18 Mar Is an AI Robot going to steal your job?
As an Enterprise Software Professional, and somebody who “reads the trades” and likes to think they keep a good eye on the trends in the marketplace, there’s one question I get that makes me exasperated and concerned at the same time:
“When are the robots going to take my job?”
The rise of Machine Learning and Artificial Intelligence (AI), in general, is all around us, and we’re seeing levels of buzzword hype not seen since “Big Data” and “The Cloud”. If you don’t have AI somewhere in your pitch deck, your start-up is surely missing out on the funding party…
But is this just another unrealistic hype-driven craze destined solely to plague the PowerPoints of the world? Are these fears of becoming redundant to a machine valid?
Well, as with most of these predictions, the answer is “sort of…”

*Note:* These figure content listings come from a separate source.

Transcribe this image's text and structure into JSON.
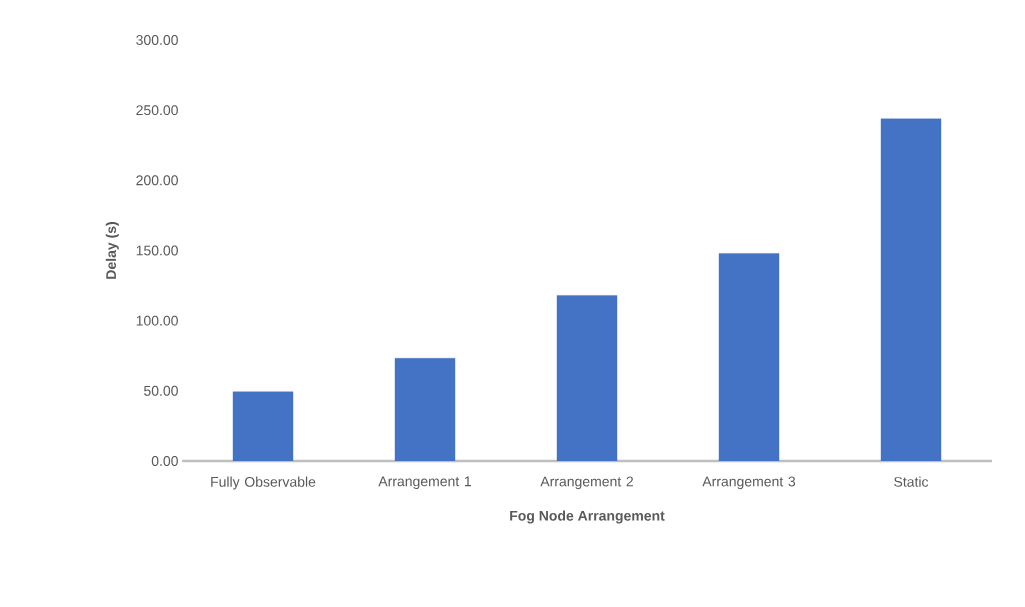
{
  "chart_data": {
    "type": "bar",
    "xlabel": "Fog Node Arrangement",
    "ylabel": "Delay (s)",
    "categories": [
      "Fully Observable",
      "Arrangement 1",
      "Arrangement 2",
      "Arrangement 3",
      "Static"
    ],
    "values": [
      49.3,
      73.2,
      118.0,
      147.9,
      243.8
    ],
    "color": "#4472c4",
    "ylim": [
      0,
      300
    ],
    "yticks": [
      {
        "value": 0,
        "label": "0.00"
      },
      {
        "value": 50,
        "label": "50.00"
      },
      {
        "value": 100,
        "label": "100.00"
      },
      {
        "value": 150,
        "label": "150.00"
      },
      {
        "value": 200,
        "label": "200.00"
      },
      {
        "value": 250,
        "label": "250.00"
      },
      {
        "value": 300,
        "label": "300.00"
      }
    ],
    "grid": false
  }
}
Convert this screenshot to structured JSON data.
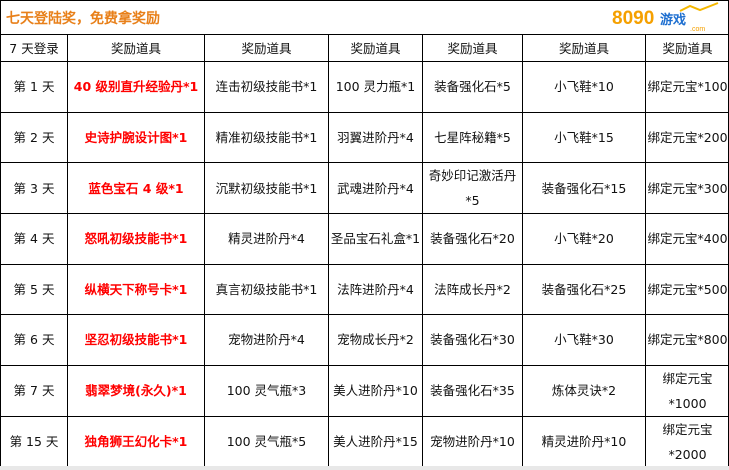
{
  "title": "七天登陆奖，免费拿奖励",
  "header": [
    "7 天登录",
    "奖励道具",
    "奖励道具",
    "奖励道具",
    "奖励道具",
    "奖励道具",
    "奖励道具"
  ],
  "rows": [
    [
      "第 1 天",
      "40 级别直升经验丹*1",
      "连击初级技能书*1",
      "100 灵力瓶*1",
      "装备强化石*5",
      "小飞鞋*10",
      "绑定元宝*100"
    ],
    [
      "第 2 天",
      "史诗护腕设计图*1",
      "精准初级技能书*1",
      "羽翼进阶丹*4",
      "七星阵秘籍*5",
      "小飞鞋*15",
      "绑定元宝*200"
    ],
    [
      "第 3 天",
      "蓝色宝石 4 级*1",
      "沉默初级技能书*1",
      "武魂进阶丹*4",
      "奇妙印记激活丹*5",
      "装备强化石*15",
      "绑定元宝*300"
    ],
    [
      "第 4 天",
      "怒吼初级技能书*1",
      "精灵进阶丹*4",
      "圣品宝石礼盒*1",
      "装备强化石*20",
      "小飞鞋*20",
      "绑定元宝*400"
    ],
    [
      "第 5 天",
      "纵横天下称号卡*1",
      "真言初级技能书*1",
      "法阵进阶丹*4",
      "法阵成长丹*2",
      "装备强化石*25",
      "绑定元宝*500"
    ],
    [
      "第 6 天",
      "坚忍初级技能书*1",
      "宠物进阶丹*4",
      "宠物成长丹*2",
      "装备强化石*30",
      "小飞鞋*30",
      "绑定元宝*800"
    ],
    [
      "第 7 天",
      "翡翠梦境(永久)*1",
      "100 灵气瓶*3",
      "美人进阶丹*10",
      "装备强化石*35",
      "炼体灵诀*2",
      "绑定元宝*1000"
    ],
    [
      "第 15 天",
      "独角狮王幻化卡*1",
      "100 灵气瓶*5",
      "美人进阶丹*15",
      "宠物进阶丹*10",
      "精灵进阶丹*10",
      "绑定元宝*2000"
    ]
  ],
  "watermark": {
    "text": "8090游戏",
    "sub": ".com"
  },
  "colors": {
    "title": "#e8801a",
    "highlight": "#ff0000"
  }
}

Here’s the first machine learning tool I came into contact with when I was about eight – the coin counting money box.
To an eight-year-old, this is magical. The money box knows exactly how much pocket money you’ve put in it! But looking back now, I can see what’s going on here. The sensor in the money box uses the width of the coin so it can “understand” the difference between various denominations. Built into its design, is a model of a coin’s value based solely on its diameter.
The money box doesn’t “know” what money is. It doesn’t understand the difference between a rare 1 dollar coin worth 300 dollars and a standard dollar coin. It can be easily fooled with a tap washer or foreign currency. While it has some “knowledge” encoded in its design, it’s not “intelligent”, although it is doing work that makes it seem that way.
The AI’s that are starting to permeate our work lives now are descended from the coin counting money box – in that they define a model of something they understand, then apply it to something never encountered before. There are a lot more variables in these modern model definitions – they can have thousands of facets, where our coin counting money box had one. They have virtually limitless processing power to make these determinations and can retrain and constantly evolve their models, based on near real-time feedback. That’s why these engines (when fed enough training data to the model), can pick out objects from photographs, recognize faces, generate faces of people who don’t exist, and even compose entire newspaper articles.
In xMS, we support the AWS Rekognition engines, and we’re continuing to add new AI and Machine Learning services to our supported processes. So, as you design your next no-code app on our xMS platform, you can branch out to an AI or Machine Learning service to make a decision for you when it makes sense.
But as amazing as these services are, they’re still specialised applications of machine learning. They don’t “know” much of anything. They don’t know where they work, or who they work with, or the company mission statement. They don’t know if there’s cake in the breakout room. They’re performing some pretty amazing tasks, and the rate of progress is truly incredible, but inside the “mind” of an enterprise AI service – it’s basically “Hot-Dog, or Not Hot-Dog” and that’s it.
These technologies are already impacting the way we work, and it seems safe to assume they will continue to do so – but in the vast majority of cases, your average knowledge worker’s job is not at risk any time soon. These technologies are going to augment, not supplant the way we work.